100.000 kelahiran hidup. Angka ini menurun dibanding AKI tahun 2018 yaitu sebanyak 186

dari 305.935 kelahiran hidup atau 60,79 per 100.000 kelahiran hidup. Angka Kematian Ibu di

Sumut sepanjang tahun 2019 menurun dibanding tahun 2018. Angkanya juga jauh bisa kita

tekan dari target kinerja AKI tahun 2019 pada RJPMD Provinsi Sumut yang ditetapkan sebesar
80,1 per 100.000 kelahiran hidup. Begitu juga dengan jumlah kematian bayi neonatus (bayi

dengan usia kelahiran 0-28 hari) juga menurun. Tahun 2019, jumlah kematian neonatus (angka

kematian neonatus (AKN)) ditemukan sebanyak 611 kematian atau 2,02 per 1.000 kelahiran

hidup, menurun dibanding jumlah kematian neonatus tahun 2018 yaitu sebanyak 722 kematian

atau 2,35 per 1.000 kelahiran hidup. Sementara tahun 2019, jumlah kematian bayi sebanyak

730 kematian atau 2,41 per 1.000 kelahiran hidup, menurun dibanding jumlah kematian bayi

tahun 2018 sebanyak 869 atau 2,84 per 1.000 kelahiran hidup.

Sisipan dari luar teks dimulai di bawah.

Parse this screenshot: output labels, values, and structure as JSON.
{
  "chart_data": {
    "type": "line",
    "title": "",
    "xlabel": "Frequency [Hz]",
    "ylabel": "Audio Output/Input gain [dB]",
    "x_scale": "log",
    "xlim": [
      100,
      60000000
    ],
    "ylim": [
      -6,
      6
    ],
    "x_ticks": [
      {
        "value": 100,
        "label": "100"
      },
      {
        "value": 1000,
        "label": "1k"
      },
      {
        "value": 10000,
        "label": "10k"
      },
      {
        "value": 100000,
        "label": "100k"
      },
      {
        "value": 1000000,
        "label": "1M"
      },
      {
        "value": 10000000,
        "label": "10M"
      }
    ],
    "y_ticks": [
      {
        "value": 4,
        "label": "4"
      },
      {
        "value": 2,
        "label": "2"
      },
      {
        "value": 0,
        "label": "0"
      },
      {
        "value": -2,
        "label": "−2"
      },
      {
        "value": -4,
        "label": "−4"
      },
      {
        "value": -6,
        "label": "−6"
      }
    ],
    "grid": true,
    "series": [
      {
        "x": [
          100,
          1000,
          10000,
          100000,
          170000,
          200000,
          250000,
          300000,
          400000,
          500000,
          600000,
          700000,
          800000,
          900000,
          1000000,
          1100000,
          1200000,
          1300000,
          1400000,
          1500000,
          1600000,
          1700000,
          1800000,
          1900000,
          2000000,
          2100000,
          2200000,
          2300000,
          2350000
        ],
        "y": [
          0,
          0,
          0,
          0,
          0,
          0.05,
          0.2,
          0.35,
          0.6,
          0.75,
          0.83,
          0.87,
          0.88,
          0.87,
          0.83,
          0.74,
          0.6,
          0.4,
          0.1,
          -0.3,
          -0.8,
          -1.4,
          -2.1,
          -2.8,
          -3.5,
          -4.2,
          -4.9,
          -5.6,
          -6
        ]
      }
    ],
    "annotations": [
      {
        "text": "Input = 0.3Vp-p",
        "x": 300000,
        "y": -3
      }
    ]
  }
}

Angka kematian ibu berguna untuk menggambarkan tingkat kesadaran perilaku hidup

sehat, status gizi dan kesehatan ibu, kondisi kesehatan lingkungan, tingkat pelayanan kesehatan

terutama untuk ibu hamil, pelayanan kesehatan waktu melahirkan dan masa nifas. Berdasarkan

target MDG’s 2015 ditetapkan Angka Kesehatan Ibu Hamil sebesar 102 per 100.000 kelahiran

hidup. Kematian ibu yang melahirkan masih merupakan indikator keberhasilan pembangunan

kesehatan di Kab. Serdang Bedagai maupun secara nasional. Jumlah kematian ibu pada tahun

2016 sebanyak 7 kasus. Jumlah kematian ibu menurun sebanyak 8 kasus dari tahun 2015.

Angka Kematian Ibu Kabupaten Serdang Bedagai tahun 2014 sebesar 61 per 100.000 kelahiran

hidup. Angka ini memang jauh dari angka kematian ibu nasional tetapi jika dibandingkan

dengan target MDG’s sudah melampaui target.

Menurut survey, data ibu hamil yang melahirkan di RSUD Sultan Sulaiman Kab.

Serdang Bedagai dalam kurun waktu bulan januari 2019 sampai dengan desember 2019

sebanyak 65 ibu hamil. Berdasarkan hal-hal yang telah dijelaskan diatas, peneliti tertarik

melakukan penelitian tentang “Gambaran Kehamilan Resiko Tinggi dengan Status Kelahiran

Bayi Di RSUD Sultan Sulaiman Kab. Serdang Bedagai”.